La pionnière du grand passage
Posté par othoharmonie le 12 juillet 2014
Guidée par un instinct sûr, cette psychiatre fait partie des femmes qui ont paradoxalement sauvé l’Occident devenu mégalo, en lui réapprenant l’art le plus humain et le plus mystérieux qui soit : accompagner les mourants.
Avec passion, elle voulait s’occuper de bébés en Afrique ou en Inde. Le sort l’a entraînée aux Etats-Unis où la terreur de la plupart des gens, médecins inclus, vis-à-vis de la mort l’a tant sidérée qu’elle dut en quelque sorte s’occuper non des naissants, mais des mourants.
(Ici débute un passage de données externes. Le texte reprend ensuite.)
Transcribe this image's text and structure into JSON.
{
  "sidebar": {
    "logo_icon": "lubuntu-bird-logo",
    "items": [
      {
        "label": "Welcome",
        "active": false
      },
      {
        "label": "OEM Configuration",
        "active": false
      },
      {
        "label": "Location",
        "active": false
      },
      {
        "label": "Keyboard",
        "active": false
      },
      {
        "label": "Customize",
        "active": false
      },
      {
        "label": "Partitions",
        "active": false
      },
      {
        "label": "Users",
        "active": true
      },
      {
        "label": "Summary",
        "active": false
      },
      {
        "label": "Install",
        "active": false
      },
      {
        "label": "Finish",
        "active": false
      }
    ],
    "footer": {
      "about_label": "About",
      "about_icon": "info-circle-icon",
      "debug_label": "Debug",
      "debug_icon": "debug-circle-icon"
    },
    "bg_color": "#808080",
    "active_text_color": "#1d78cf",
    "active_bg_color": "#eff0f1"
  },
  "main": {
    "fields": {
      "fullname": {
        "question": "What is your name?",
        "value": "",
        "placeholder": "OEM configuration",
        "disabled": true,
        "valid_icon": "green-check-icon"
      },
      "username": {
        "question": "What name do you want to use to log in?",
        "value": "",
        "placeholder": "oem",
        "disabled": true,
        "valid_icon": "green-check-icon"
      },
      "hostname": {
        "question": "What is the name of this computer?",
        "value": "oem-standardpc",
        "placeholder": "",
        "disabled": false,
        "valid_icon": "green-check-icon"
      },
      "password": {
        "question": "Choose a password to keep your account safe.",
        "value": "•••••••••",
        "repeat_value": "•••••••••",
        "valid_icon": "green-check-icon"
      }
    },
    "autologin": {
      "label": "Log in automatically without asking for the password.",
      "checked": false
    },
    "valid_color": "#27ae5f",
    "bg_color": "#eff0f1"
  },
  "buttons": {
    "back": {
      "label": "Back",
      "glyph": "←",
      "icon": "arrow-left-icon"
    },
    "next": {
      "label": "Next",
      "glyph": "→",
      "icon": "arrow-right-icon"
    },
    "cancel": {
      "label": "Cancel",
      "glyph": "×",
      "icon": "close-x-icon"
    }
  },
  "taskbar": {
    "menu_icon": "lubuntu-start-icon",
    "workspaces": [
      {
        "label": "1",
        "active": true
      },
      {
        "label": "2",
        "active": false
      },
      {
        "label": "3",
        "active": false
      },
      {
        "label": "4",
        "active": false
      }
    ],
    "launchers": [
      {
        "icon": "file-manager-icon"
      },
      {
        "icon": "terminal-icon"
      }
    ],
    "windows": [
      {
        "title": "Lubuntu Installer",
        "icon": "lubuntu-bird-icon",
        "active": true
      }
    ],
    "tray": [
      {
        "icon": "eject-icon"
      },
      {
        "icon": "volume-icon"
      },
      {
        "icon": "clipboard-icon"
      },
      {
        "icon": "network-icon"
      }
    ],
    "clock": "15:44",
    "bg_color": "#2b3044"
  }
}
A 16 ans, elle avait spontanément découvert les grandes phases du deuil en aidant un ophtalmologue à consoler ses patients de la perte de leurs yeux. Peu après, elle avait reçu son baptême du feu aux portes des camps de la mort, où certains rescapés lui enseignèrent sans un mot la plus ancienne des sagesses. Devenue professeur de psychiatrie, elle se retrouve, malgré ses supérieurs, pionnière de la redécouverte de l’art de mourir. Un art paradoxalement vital pour tous, qui exige de ceux qui le pratiquent d’avoir effectué un profond travail introspectif sur leur propre mortalité.
Amour inconditionnel
Son métier de psychiatre n’a fait que confirmer ce que son travail d’assistante médicale et de secouriste lui avait appris depuis l’adolescence : il n’existe pas de thérapie ni de mouvement vrai vers l’autre sans amour inconditionnel. Il est fait d’écoute, d’acceptation, de sollicitude active, et comporte un refus de monnayer l’affection (le « refus de la prostitution »). Cet amour se caractérise par la capacité à dire « non ». Aimer s’apprend et structure.
La mort, question vitale
Aucune société humaine ne peut faire l’économie d’un art de mourir. Peur de mourir et peur de vivre sont les deux faces d’une même réalité. Le déni de la mort est hautement pathogène. Entouré d’amour et d’ouverture (ce qui suppose de chacun un profond travail sur soi), l’être humain retrouve la sagesse de l’art de mourir des plus anciennes traditions. La plus belle preuve en est donnée par les enfants : quand les adultes autour d’eux ne sombrent pas, les petits humains se comportent souvent de façon étonnante aux portes de la mort. Elisabeth Kübler-Ross les appelle « mes véritables professeurs ».
Les cinq phases du deuil
La fin de la vie nous fait connaître le paroxysme d’une situation que nous côtoyons quasiment tous les jours : la perte, le deuil. Toute perte passe schématiquement par cinq phases, qu’il est utile de reconnaître et de distinguer pour mieux s’aider les uns les autres à les traverser : le déni, la révolte, le marchandage, la dépression, et enfin l’acceptation. Le travail d’Elisabeth Kübler-Ross, alias EKR, sur les grandes phases de l’agonie est devenu un guide précieux pour toutes les infirmières et pour tous les accompagnateurs en soins palliatifs.
Les quatre quadrants
Chacun d’entre nous se présente sous quatre aspects fondamentaux : physique, émotionnel, intellectuel et spirituel. Pour aider l’autre de façon efficace, surtout s’il est au plus mal, il est essentiel de tenir compte de chacun de ces « quadrants », si possible dans l’ordre qui va du plus physique au plus immatériel. Ainsi convient-il plutôt de commencer par soulager la souffrance physique avant de se préoccuper des peines affectives, et ces dernières doivent avoir été dissoutes avant que l’on puisse sérieusement aborder un accompagnement spirituel.
La métamorphose
Dans les baraques de Maïdanek, les enfants déportés avaient dessiné des centaines de papillons. C’est devenu le totem d’EKR. Pour elle, une vie bien vécue vous apprend au moins une chose : « Nous sommes tous des chrysalides ; au moment de mourir, notre cocon s’ouvre et nous devenons papillons. » Ce sont les enfants qui, selon elle, comprennent le mieux les règles de la métamorphose : « La mort, lui ont-ils suggéré, est un nouveau soleil. » Pour les adultes, il faut tout un travail sur soi, ardu et douloureux, pour parvenir à « achever le business inaccompli».
Tel est l’objectif des stages « Vie, mort et transition », organisés jadis par l’association Shanti Nilaya et aujourd’hui, entre autres, par l’association EKR-France. On y apprend à pardonner aux autres et à soi-même.
Je sais bien que je dois encore travailler la patience, l’indulgence, le lâcher-prise. Ensuite seulement, j’aurai le droit de mourir.